Having moved to New York as a refugee in 1949, after being interred in a forced labor camp in Nazi Germany, Mekas has had an incomparable impact within the arenas of film and art, both through his experimental, largely diaristic films, and as co-founder of Film Culture magazine, The Film-makers’ Cooperative and Anthology Film Archives. His role as both organizer and filmmaker can be seen as one of unflinching lived activism.
Seen together, the films Jonas in the Brig and The Brig manifest a series of triangulations between the artist protagonists – Mekas, the actors of The Living Theatre, and de Hirsch – circulating around forms of theatrical realism, filmic document, and experimental reportage. The films raise questions as to the positions and limits between the document and the chronicle, experimentalism and anti-war activism, diary and art, radically redefining the space of theater.
The play The Brig was first performed by The Living Theatre on May 13, 1963. Written by former US marine Kenneth H. Brown, it draws from Brown's own experience of being held in military prison for thirty days, for being absent without leave while serving in Japan in the 1950s. The Living Theatre's performance embodied the daily routines and degrading rituals of prisoners and guards – in Mekas’s words it was "so precisely acted that it moved with the inevitability of life itself ... it was a real brig, as far as I was concerned." Mekas witnessed the last public performance of the play, undertaken in direct resistance to attempts by the IRS to shut down The Living Theatre's location on 14th Street, that led to many audience and theater members being arrested. Possessed by the idea of documenting The Brig on film – what he saw as equivalent to a news reporter gaining access to a real Marine Corps prison – Mekas instigated a further defiant performance of the play at a temporary location on 42nd Street, the actors performing for the camera over the course of one night. The resulting film, an act of civil disobedience, restricts even further any awareness in the viewer that what is being documented is anything other than the real brutalities and humiliations of military life. The footage is tightly contained and claustrophobic, a precise reconstruction in cinematic terms of the experience of being in the play.

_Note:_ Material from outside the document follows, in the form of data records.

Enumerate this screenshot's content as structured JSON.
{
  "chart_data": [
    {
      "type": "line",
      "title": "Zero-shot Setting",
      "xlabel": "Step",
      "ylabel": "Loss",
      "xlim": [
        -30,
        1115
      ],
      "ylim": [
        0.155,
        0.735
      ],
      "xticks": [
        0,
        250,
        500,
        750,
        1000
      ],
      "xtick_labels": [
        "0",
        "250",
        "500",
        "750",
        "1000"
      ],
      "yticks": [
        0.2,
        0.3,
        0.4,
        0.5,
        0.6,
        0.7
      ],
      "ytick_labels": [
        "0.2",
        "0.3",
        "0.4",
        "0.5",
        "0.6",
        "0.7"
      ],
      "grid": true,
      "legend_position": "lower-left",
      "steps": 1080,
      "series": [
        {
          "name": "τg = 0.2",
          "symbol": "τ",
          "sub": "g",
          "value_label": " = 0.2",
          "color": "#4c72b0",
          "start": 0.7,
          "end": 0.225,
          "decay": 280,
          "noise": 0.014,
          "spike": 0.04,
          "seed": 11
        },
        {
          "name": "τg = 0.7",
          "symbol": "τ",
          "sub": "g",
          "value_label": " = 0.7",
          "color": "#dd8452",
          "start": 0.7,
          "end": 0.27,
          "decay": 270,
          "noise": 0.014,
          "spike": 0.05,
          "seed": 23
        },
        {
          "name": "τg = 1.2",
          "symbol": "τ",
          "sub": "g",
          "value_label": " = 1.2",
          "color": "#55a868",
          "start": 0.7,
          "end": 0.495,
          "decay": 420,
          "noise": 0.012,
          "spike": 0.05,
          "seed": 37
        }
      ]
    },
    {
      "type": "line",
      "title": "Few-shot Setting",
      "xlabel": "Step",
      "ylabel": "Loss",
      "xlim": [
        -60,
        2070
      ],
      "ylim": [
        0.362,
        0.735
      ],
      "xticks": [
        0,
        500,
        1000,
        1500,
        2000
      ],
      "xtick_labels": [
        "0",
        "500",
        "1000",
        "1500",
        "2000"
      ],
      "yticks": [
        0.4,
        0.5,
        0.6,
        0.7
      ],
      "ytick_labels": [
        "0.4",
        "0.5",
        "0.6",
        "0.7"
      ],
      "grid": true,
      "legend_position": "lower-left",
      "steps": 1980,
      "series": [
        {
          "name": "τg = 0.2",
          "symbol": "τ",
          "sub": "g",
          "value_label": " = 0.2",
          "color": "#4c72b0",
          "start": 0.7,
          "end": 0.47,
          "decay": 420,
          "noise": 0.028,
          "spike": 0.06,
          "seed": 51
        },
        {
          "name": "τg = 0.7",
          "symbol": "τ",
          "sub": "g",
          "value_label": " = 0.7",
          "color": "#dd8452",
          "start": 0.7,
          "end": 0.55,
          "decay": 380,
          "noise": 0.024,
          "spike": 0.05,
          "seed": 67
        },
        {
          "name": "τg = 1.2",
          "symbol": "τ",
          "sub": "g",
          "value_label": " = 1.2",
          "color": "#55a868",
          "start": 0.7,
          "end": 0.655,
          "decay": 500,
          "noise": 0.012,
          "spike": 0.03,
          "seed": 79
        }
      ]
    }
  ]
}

Present also at the filming of The Brig was poet, filmmaker, and founding member of The Film-makers' Cooperative Storm de Hirsch, and while her partner Louis Brigante assisted Mekas with the production, she shot her own short newsreel footage. Newsreel: Jonas in the Brig distinctly departs from Mekas's approach however, with Hirsch turning the camera on Mekas himself, an experimental study of the process of filming the play that succinctly captures the tension of the performance's wider context, and the anarchist, anti-authoritarian ethos behind The Living Theatre.
The screenings will be followed by an open discussion with Mekas involving contributions from figures engaged with activism in theater, writing, art and cinema. Audience members are encouraged to join in the conversation, and share their own perspectives on the intersection of these practices.